Continuano anche le speculazioni sulla possibilità che la Fed tagli i tassi di interesse il 17 settembre prossimo, fornendo potenzialmente una spinta all'economia statunitense che di recente ha mostrato segni di debolezza, in particolare nel mercato del lavoro. Finora quest'anno, la Fed ha rimandato la riduzione dei tassi a causa dei timori per l'aumento dell'inflazione. Dopo le revisioni al ribasso dei dati sull'occupazione della scorsa settimana, i mercati scontavano una probabilità del 97% di un taglio dei tassi di 25 bps il 17 settembre. Qualora i dati anticipatori dovessero confermare la debolezza dell’economia e del mercato del lavoro, crediamo che la Fed sia pronta a tagliare i tassi. Ovviamente, molto dipenderà anche dal rapporto sull'occupazione di agosto (pur sapendo che questi sono in ritardo rispetto al ciclo) e dal fatto che il recente rallentamento del mercato del lavoro continui o peggiori. Se questa tendenza persiste, i tagli dei tassi sono più probabili.

La tensione tra l'indebolimento della crescita del mercato del lavoro e il potenziale aumento dell'inflazione è stata evidenziata dai recenti dati. Il sentiment dei consumatori è calato ad agosto per la prima volta in quattro mesi, secondo i risultati di un sondaggio dell'Università del Michigan. Il sondaggio ha mostrato che i consumatori si aspettano un aumento della disoccupazione in futuro, mentre le aspettative di inflazione sia per il prossimo anno che per i prossimi cinque-dieci anni sono aumentate bruscamente dopo il calo di luglio.

Ciò mette a rischio entrambi i lati del duplice mandato della Fed di piena occupazione e prezzi stabili e complica ulteriormente il processo decisionale in futuro. Gli investitori ascolteranno attentamente Powell al Simposio Economico di Jackson Hole domani, per cercare di cogliere indizi sulle idee della Fed su come bilanciare queste pressioni.

Nel frattempo, secondo gli ultimi dati della National Federation of Independent Business, molti piccoli imprenditori continuano a registrare vendite e utili in calo. Nonostante questi numeri, i proprietari sono ottimisti, forse scommettendo che l'effetto stimolante dei recenti cambiamenti politici supererà il potenziale impatto negativo sull'economia causato dai dazi.

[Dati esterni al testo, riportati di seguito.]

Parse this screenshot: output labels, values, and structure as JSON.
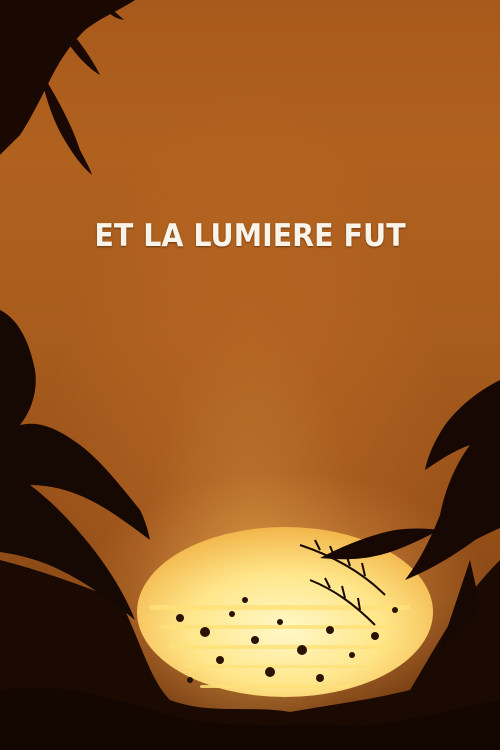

Diversificare il portafoglio

Come abbiamo affermato in precedenti commenti, riteniamo però che l'effetto dei dazi dell'amministrazione sia ancora ampiamente da valutare, per due motivi principali: sono in vigore solo da poco tempo e importatori, consumatori e aziende li hanno pianificati in anticipo. Secondo il Penn Wharton Budget Model, l'aliquota tariffaria media è salita al 9.14% a giugno 2025, rispetto al 2.2% di gennaio, con il Budget Lab di Yale che calcola che l'aliquota tariffaria effettiva salirà al 18.6% se tutti i dazi annunciati al 6 agosto saranno emanati. Mica poco anche per un’economia da 30 trilioni di dollari e ampiamente diversificata come quella degli Stati Uniti.

È quindi importante ribadire che, per quanto riguarda i dazi, ci troviamo in un territorio inesplorato. Nel complesso, i dazi non sono mai storicamente stati così elevati dal 1933, quando l'economia globale era però molto diversa da quella attuale. Riteniamo che ciò crei incertezza nella previsione dei potenziali risultati e continuiamo a indicare in un portafoglio diversificato e focalizzato sul lungo termine la strada migliore da seguire per ridurre i rischi.